Àquela mesma hora, Hermenegildo jantava na cevadeira de Atanásio. Escarmentado pela ceia da véspera, não comeu empadão de ostras; mas fez-se em lagosta e salmão. Depois de jantar, reuniu os amigos, e completou as instruções a seguir sobre a segura arrecadação da sua "fortuna", alienação fraudulenta de quintas, casas e navios, tudo incontinente para antecipar-se à tentativa de divórcio com a separação do casal, a requerimento de sua mulher. Ao anoitecer, meteu-se em carruagem, e foi para S. Roque da Lameira, ou para a Cruz da Regateira: não liquidamos com certeza em qual das paragens pernoitou. O sabido é que uma das frescassas moças de Barrosas o seguiu para o Porto, no dia seguinte por noite, e tomou as rédeas do governo da casa do brasileiro, e achou bonitas as cortinas do leito nupcial de Ângela, quando pela manhã um raio de sol, através das rendas, aureolava a cabeça de Hermenegildo, contornada no braço trigueiro dela.

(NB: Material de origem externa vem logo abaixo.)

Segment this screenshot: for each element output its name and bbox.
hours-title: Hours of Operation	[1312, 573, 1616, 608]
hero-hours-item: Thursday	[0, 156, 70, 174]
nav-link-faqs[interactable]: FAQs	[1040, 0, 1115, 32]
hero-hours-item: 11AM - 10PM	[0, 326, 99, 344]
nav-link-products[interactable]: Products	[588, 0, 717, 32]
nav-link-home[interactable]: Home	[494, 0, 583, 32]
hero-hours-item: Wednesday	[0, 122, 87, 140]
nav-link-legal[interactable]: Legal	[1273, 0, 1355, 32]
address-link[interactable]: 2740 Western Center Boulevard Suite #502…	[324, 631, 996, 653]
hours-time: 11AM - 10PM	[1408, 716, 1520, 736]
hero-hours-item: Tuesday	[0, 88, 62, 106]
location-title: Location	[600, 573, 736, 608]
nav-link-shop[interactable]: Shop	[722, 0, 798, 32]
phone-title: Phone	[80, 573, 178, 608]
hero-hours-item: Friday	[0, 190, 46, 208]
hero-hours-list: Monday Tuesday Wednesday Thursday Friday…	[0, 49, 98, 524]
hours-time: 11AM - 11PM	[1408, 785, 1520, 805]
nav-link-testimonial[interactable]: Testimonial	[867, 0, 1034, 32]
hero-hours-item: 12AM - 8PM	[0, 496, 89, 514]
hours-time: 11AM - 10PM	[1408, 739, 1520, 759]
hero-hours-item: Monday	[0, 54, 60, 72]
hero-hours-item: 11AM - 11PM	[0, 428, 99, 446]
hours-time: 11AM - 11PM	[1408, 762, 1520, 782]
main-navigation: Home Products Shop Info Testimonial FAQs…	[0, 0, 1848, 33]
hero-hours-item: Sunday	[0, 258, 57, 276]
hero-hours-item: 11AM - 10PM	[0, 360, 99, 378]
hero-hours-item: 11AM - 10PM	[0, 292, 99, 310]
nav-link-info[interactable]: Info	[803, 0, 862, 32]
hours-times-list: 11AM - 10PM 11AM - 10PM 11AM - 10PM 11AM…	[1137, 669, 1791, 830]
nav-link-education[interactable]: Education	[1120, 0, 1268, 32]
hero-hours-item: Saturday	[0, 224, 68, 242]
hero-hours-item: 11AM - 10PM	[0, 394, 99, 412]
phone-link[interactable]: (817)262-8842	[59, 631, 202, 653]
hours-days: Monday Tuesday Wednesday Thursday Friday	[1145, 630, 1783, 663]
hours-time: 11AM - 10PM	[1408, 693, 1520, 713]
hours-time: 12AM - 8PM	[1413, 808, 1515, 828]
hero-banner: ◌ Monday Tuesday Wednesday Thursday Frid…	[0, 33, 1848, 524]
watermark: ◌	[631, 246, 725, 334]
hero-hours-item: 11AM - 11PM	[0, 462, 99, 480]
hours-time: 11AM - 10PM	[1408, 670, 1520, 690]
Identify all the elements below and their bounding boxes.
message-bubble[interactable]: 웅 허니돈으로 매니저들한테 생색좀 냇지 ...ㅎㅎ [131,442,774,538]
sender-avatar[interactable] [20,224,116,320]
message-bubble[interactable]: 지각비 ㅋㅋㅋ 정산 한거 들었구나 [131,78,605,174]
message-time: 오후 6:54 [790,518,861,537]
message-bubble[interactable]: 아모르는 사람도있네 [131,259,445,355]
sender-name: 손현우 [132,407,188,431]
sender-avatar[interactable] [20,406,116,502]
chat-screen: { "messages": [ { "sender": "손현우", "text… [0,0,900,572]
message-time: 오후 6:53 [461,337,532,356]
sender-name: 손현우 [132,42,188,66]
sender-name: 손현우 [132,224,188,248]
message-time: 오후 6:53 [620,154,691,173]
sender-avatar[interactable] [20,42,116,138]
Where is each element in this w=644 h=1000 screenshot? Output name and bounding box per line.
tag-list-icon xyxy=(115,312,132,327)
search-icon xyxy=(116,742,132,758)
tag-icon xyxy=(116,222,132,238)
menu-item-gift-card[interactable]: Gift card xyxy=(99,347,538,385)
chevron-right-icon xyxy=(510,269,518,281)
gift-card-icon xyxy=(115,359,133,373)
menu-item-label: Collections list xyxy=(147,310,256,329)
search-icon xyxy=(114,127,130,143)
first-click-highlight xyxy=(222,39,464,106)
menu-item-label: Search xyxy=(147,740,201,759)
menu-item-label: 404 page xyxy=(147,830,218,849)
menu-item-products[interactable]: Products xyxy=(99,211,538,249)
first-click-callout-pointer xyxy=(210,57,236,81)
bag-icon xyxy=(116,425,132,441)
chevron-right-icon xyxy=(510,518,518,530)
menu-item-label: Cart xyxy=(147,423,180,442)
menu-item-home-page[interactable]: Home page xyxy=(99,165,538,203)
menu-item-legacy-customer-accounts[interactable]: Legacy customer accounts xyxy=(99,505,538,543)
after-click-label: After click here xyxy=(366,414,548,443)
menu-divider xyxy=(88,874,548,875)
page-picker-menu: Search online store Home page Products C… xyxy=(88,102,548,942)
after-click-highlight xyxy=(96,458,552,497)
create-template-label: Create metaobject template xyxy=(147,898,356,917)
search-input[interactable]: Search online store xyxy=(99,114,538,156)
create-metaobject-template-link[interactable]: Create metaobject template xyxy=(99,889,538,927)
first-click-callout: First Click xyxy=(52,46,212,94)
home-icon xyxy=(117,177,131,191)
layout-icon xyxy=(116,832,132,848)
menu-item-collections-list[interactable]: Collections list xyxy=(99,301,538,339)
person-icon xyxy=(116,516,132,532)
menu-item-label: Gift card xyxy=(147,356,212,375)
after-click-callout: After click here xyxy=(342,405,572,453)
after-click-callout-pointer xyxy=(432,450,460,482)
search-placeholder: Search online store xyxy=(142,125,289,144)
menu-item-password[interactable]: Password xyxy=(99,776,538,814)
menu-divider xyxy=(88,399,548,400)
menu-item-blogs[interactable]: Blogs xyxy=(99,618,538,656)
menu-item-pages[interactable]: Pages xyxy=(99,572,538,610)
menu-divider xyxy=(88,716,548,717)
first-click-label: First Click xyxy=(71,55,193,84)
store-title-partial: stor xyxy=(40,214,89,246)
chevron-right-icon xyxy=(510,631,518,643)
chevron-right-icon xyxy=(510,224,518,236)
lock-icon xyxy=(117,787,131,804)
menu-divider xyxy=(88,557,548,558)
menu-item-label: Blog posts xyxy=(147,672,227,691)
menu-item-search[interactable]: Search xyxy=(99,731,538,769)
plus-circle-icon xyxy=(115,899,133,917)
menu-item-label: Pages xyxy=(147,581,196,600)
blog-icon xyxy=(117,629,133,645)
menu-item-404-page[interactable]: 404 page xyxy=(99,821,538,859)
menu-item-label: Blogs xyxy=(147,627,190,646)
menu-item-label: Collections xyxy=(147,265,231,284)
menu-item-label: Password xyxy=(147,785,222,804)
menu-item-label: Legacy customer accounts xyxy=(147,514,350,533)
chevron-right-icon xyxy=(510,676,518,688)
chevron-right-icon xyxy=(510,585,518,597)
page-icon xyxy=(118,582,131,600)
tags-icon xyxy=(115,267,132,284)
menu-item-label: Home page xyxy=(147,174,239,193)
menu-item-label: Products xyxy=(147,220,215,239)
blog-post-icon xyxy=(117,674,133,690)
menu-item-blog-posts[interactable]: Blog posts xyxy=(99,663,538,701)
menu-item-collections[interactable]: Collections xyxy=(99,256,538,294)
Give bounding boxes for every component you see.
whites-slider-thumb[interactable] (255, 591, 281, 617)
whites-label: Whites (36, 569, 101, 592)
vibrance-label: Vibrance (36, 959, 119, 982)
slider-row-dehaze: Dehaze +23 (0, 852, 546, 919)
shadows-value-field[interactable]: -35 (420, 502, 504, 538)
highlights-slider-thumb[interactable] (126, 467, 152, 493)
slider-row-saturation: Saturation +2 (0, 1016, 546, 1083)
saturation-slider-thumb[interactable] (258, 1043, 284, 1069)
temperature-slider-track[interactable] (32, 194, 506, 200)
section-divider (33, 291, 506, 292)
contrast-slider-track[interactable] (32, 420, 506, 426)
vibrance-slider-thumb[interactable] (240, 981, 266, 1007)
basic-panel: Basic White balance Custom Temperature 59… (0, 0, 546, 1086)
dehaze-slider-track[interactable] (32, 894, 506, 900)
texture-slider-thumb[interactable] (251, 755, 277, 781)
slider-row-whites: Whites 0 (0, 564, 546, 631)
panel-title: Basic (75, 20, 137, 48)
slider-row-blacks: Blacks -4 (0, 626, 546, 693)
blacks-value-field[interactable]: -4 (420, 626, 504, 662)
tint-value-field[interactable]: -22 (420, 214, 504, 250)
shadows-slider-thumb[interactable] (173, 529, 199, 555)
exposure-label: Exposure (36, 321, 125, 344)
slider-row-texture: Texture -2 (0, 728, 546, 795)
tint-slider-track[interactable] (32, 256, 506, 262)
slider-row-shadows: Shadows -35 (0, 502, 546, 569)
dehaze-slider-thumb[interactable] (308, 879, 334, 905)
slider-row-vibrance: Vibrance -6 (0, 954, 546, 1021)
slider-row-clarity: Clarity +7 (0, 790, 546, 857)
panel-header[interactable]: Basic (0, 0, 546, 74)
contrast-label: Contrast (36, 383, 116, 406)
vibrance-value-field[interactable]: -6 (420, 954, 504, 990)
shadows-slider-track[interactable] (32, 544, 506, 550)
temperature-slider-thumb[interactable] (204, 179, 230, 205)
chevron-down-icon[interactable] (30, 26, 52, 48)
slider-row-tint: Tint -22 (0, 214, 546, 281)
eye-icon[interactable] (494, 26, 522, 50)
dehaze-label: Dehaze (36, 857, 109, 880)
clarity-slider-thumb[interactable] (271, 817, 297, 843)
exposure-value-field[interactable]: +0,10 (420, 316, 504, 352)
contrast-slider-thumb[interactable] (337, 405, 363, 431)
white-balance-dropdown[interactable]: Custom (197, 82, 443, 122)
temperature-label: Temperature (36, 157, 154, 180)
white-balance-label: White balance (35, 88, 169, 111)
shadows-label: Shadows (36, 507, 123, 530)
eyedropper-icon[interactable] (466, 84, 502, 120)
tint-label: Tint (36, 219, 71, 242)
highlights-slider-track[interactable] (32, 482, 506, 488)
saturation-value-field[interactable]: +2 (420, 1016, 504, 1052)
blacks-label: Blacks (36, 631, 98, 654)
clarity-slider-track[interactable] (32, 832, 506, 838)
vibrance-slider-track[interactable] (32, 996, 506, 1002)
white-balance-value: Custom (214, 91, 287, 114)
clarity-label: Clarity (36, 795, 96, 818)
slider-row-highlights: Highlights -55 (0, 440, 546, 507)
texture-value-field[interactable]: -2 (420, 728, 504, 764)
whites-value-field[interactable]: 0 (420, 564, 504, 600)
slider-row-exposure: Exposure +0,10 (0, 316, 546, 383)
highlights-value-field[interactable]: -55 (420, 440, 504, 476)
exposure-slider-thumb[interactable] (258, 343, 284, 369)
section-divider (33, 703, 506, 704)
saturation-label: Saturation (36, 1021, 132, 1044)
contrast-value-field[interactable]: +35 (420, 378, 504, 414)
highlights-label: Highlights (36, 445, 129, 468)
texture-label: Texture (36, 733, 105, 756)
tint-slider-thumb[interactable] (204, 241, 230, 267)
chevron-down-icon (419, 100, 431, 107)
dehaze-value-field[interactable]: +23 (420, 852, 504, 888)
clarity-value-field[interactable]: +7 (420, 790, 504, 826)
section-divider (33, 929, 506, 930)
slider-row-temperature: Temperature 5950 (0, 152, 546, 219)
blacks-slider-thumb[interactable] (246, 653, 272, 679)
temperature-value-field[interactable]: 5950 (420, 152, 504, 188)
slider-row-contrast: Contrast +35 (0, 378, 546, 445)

E, quinze dias depois, o brasileiro, chorado e lamentado dos amigos, embarcava em um dos seus navios, aproando às praias de Santa Cruz, onde, dizia ele, ia esconder a sua vergonha, associando à sua angústia a franduna rapagoa, Rosa Catraia, que se lhe encostava ao coração, enjoada com o balanço da galera!

A colônia de brasileiros portuenses longo tempo chorou a sorte dura de Fialho. Ali, na Praça-nova e no Jardim de S. Lázaro, se apinhavam os magotes daquele gentio a escoucear na honra de Ângela. Enquanto uns diziam que ela passara a abarregar-se com o incógnito amante, outros asseveravam ter exatas informações de que a tal fidalga da Cascos-de-rôlhas cedo poria em almoeda a sua beleza. E os homens honestos do Porto jungiam-se na maledicência com a vara de javardos que retoiçavam e foçavam na infâmia uns dos outros. E sobre aquela gente chovia, e chove Deus toda casta de prosperidades! E a providência ter-lhe-á dado quanto tem e pode no dia em que enviar sobre ela uma nova chuva... de albardas.